Rund 2’000 Tweets habe Althaus dieses Jahr schon abgefeuert. Mit den Fallzahlen verschärfe sich seit Mitte Oktober die Kadenz wie auch der Tonfall. «Denn sie wissen nicht, was sie tun» (zur angeblich «verantwortungslosen» Corona-Politik der Zürcher Regierung); «Es wird jeden Tag deutlicher» (zu einer «Studie» der Uni Bern, von Althaus selbst verfasst, gemäss der 1’600 Leben gerettet worden wären, wäre der Shutdown ein Woche früher verhängt worden); «Jeder Tag zählt» (zur Forderung einer generellen Maskenpflicht der nationalen Corona-Task-Force); «Die Massnahmen genügen nicht» (Schelte der Task-Force an Bundesrat); «Breaking News: Ueli Maurer und Reto Brennwald teilen sich eine Gefängniszelle» (Retweet eines Komikers).
Auch Felix E. Müller kritisiert in der NZZ am Sonntag den Nachwuchsprofessor Althaus: «Er weiss es stets besser als der Bundesrat und verkündet dies täglich.»
Dass seine Twitterei an seiner wissenschaftlichen Reputation nage, realisiere er offenbar nicht. Ein Forscher sollte stets nach einer überindividuellen, von Dritten überprüfbaren, also objektiven Wahrheit suchen. Wer ständig persönliche Meinungen von sich gebe, der erfülle diesen Anspruch nicht.
Alex Baur stört sich daran, dass Althaus seine persönlichen Überzeugungen in seiner Funktion als Mitglied der Task-Force kundtut: Die Unflätigkeiten von Agit-Professor Althaus wären belanglos, stammten sie nicht von einem prominenten Mitglied der offiziellen, vom Bundesrat einberufenen «Swiss National Covid-19 Science Task Force».

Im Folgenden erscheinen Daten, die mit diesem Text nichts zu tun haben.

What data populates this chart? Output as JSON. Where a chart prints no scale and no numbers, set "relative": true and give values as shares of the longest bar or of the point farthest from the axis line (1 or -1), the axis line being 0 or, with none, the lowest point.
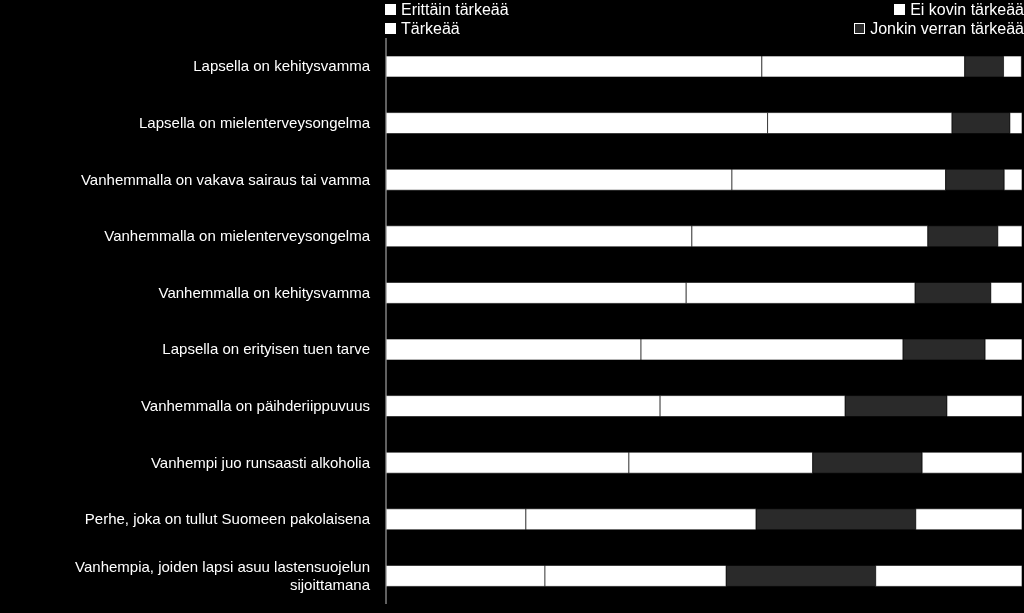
{
  "chart_data": {
    "type": "bar",
    "orientation": "horizontal",
    "stacked": true,
    "relative": true,
    "legend": "top",
    "grid": false,
    "categories": [
      "Lapsella on kehitysvamma",
      "Lapsella on mielenterveysongelma",
      "Vanhemmalla on vakava sairaus tai vamma",
      "Vanhemmalla on mielenterveysongelma",
      "Vanhemmalla on kehitysvamma",
      "Lapsella on erityisen tuen tarve",
      "Vanhemmalla on päihderiippuvuus",
      "Vanhempi juo runsaasti alkoholia",
      "Perhe, joka on tullut Suomeen pakolaisena",
      "Vanhempia, joiden lapsi asuu lastensuojelun sijoittamana"
    ],
    "series": [
      {
        "name": "Erittäin tärkeää",
        "color": "#ffffff",
        "values": [
          0.591,
          0.6,
          0.544,
          0.481,
          0.472,
          0.401,
          0.431,
          0.382,
          0.22,
          0.25
        ]
      },
      {
        "name": "Tärkeää",
        "color": "#ffffff",
        "values": [
          0.319,
          0.29,
          0.336,
          0.371,
          0.36,
          0.412,
          0.291,
          0.289,
          0.362,
          0.285
        ]
      },
      {
        "name": "Jonkin verran tärkeää",
        "color": "#2a2a2a",
        "values": [
          0.061,
          0.091,
          0.092,
          0.11,
          0.119,
          0.129,
          0.16,
          0.172,
          0.251,
          0.235
        ]
      },
      {
        "name": "Ei kovin tärkeää",
        "color": "#ffffff",
        "values": [
          0.028,
          0.019,
          0.028,
          0.038,
          0.049,
          0.058,
          0.118,
          0.157,
          0.167,
          0.23
        ]
      }
    ]
  }
}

Althaus sei auch nicht der Einzige aus dem Kreis der Erlauchten, der Bund und Kantone mit Horrormeldungen unter Druck setze und schärfere Massnahmen fordere. Task-Force-Chef Martin Ackermann und sein Vorgänger Matthias Egger stiessen, wenn auch diplomatischer, ins gleiche Horn.
Dabei hat auch Martin Ackermann seine liebe Mühe mit den Zahlen. (wir berichteten)

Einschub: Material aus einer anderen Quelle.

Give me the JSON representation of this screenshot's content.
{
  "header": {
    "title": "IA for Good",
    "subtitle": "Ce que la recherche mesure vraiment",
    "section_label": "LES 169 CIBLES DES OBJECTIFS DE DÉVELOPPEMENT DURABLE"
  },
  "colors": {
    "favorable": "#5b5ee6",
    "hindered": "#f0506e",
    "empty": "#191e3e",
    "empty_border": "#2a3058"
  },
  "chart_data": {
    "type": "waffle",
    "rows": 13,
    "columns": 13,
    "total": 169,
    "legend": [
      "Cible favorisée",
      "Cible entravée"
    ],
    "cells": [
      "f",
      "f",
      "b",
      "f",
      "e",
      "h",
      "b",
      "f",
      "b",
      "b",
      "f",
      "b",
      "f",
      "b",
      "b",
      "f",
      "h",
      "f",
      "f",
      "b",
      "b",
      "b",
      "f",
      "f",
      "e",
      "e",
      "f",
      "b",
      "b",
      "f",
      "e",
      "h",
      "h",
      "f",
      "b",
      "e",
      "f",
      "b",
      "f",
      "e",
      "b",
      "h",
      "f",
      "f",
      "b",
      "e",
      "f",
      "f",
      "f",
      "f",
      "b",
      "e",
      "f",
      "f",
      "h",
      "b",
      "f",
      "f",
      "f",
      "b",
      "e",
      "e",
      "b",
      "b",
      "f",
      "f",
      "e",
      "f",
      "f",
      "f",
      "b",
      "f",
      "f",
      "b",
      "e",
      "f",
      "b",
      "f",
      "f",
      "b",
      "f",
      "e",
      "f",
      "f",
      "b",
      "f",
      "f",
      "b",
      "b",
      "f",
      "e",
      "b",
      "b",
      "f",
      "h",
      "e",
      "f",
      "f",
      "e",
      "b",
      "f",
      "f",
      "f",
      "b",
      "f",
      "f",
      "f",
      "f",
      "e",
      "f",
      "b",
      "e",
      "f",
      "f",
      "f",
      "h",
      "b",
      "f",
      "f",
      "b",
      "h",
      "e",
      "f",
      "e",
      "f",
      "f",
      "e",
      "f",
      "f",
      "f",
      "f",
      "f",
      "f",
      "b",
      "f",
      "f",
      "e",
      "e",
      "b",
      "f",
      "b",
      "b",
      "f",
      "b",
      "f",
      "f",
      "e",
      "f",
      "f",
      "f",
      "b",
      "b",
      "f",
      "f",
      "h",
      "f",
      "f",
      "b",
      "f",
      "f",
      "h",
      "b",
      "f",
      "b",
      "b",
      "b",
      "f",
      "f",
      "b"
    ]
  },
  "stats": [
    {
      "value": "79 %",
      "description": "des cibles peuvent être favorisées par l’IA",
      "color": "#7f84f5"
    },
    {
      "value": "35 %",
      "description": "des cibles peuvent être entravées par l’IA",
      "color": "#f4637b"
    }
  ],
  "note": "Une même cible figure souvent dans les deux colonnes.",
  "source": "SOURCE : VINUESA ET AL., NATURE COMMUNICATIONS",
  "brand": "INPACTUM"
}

Doch der Rat der Weisen dulde keinen Widerspruch. Wer zur Mässigung aufrufe, wie etwa der St. Galler Chefarzt Pietro Vernazza, werde gnadenlos abgekanzelt: «Wissenschaftlich falsch!», «verantwortungslos!», «gefährlich!», «undemokratisch!».
Bauer weiter: «Undemokratisch? Es mutet schon befremdlich an, wenn ein offizielles Beratergremium seinen Auftraggeber öffentlich desavouiert. Dabei ist der Auftrag klar: Die Task-Force wurde im letzten Frühling einberufen, um das Bundesamt für Gesundheit (BAG) und den Bundesrat in ’wissenschaftlichen Fragen’ zu beraten. Politische Agitation findet sich nicht im Pflichtenheft. Dort heisst es vielmehr: ’Die Expertengruppen des Beratergremiums kommunizieren nicht selbständig nach aussen, jede Verlautbarung müsse vorgängig mit dem BAG koordiniert werden.’»

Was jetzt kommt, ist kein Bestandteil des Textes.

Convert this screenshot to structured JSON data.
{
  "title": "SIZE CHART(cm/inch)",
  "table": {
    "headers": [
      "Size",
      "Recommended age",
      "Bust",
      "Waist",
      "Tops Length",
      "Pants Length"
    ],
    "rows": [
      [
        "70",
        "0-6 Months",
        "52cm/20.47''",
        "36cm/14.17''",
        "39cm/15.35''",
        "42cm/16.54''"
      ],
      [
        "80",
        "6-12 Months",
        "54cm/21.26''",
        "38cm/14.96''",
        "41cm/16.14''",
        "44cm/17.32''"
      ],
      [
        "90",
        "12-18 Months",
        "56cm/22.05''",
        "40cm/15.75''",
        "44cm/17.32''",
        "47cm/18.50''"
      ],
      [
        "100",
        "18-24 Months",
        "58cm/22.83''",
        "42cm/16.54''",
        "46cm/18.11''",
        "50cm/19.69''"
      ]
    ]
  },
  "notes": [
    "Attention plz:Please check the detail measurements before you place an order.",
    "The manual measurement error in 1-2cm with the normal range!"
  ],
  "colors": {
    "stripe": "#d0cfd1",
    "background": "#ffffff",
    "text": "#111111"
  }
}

Baur beschreibt im Weiteren detailliert, wie sich die aktuelle Taskforce gegenseitig ihre Momente im Rampenlicht zugeschanzt hat. Die Dozentin Nicola Low, Eggers Ehefrau, habe sich schon früher mit Coronaviren befasst und sei als eine der Ersten auf die neuartige Bedrohung aufgesprungen.
Während Egger die Fäden im Hintergrund gezogen habe, habe Privatdozent Christian Althaus mit seinen alarmierenden Modellrechnungen und Twitter-Salven das publizistische Terrain beackert.
Wie eine statistische Auswertung seiner Twitter-Aktivitäten zeige, waren die in Genf praktizierende deutsche Virologin Isabella Eckerle, der Tages-Anzeiger-Journalist Marc Brupbacher und der britische Epidemiologe Adam Kucharski seine treuesten Verbündeten gewesen. Die vier hätten sich gegenseitig hochgeschaukelt. Keiner von ihnen sei zuvor eine bekannte Figur gewesen – bis das Coronavirus sie zu Medienstars gemacht habe.